Seasonal and spatial patterns of metals at a restored copper mine site. I. Stream copper and zinc.

Seasonal and spatial variations in metal concentrations and pH were found in a stream at a restored copper mine site located near a massive sulfide deposit in the Foothill copper-zinc belt of the Sierra Nevada, California. At the mouth of the stream, copper concentrations increased and pH decreased with increased streamflow after the onset of winter rain and, unexpectedly, reached extreme values 1 or 2 months after peaks in the seasonal hydrographs. In contrast, aqueous zinc and sulfate concentrations were highest during low-flow periods. Spatial variation was assessed in 400 m of reach encompassing an acidic, metal-laden seep. At this seep, pH remained low (2-3) throughout the year, and copper concentrations were highest. In contrast, the zinc concentrations increased with downstream distance. These spatial patterns were caused by immobilization of copper by hydrous ferric oxides in benthic sediments, coupled with increasing downstream supply of zinc from groundwater seepage.
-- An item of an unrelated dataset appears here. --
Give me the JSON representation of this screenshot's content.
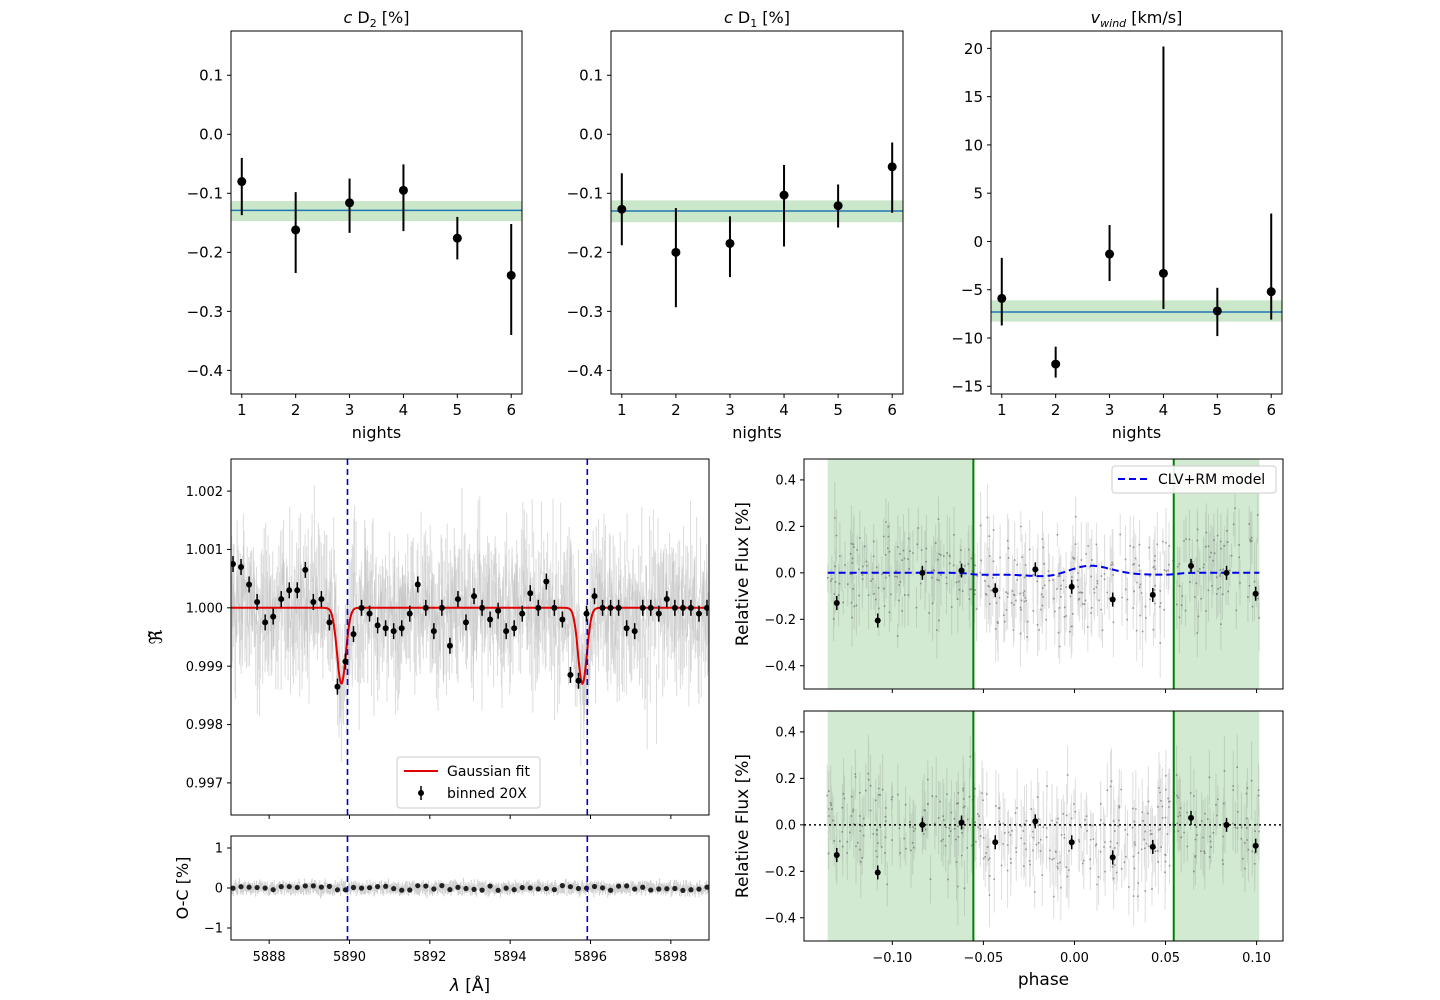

Seasonal and spatial patterns of metals at a restored copper mine site II. Copper in riparian soils and Bromus carinatus shoots.

Soil and plants were sampled throughout winter and spring near a perennial stream traversing a restored mine site in a winter-rainy climate. Within 1m of an acidic reach of the stream, soil had pH 3-5 and 50-100 microg/g "bioavailable" copper (extractable with 0.01 M CaCl2). Soil 2-3 m from the stream had pH 5-8 and lower (less than 3 microg/g) bioavailable copper. "Oxide-bound" copper (extractable with 2N HCl) was 50-100 microg/g at most locations. Copper concentrations in the shoots of field-collected Bromus carinatus declined from 20 microg/g in winter to 2 microg/g in spring at all sampling sites. A similar temporal pattern was found in plants grown under controlled conditions. Thus B. carinatus has a developmental program for control of shoot copper concentration, causing a seasonally-varying pattern of copper phytoaccumulation over a large range of copper availability in the soil.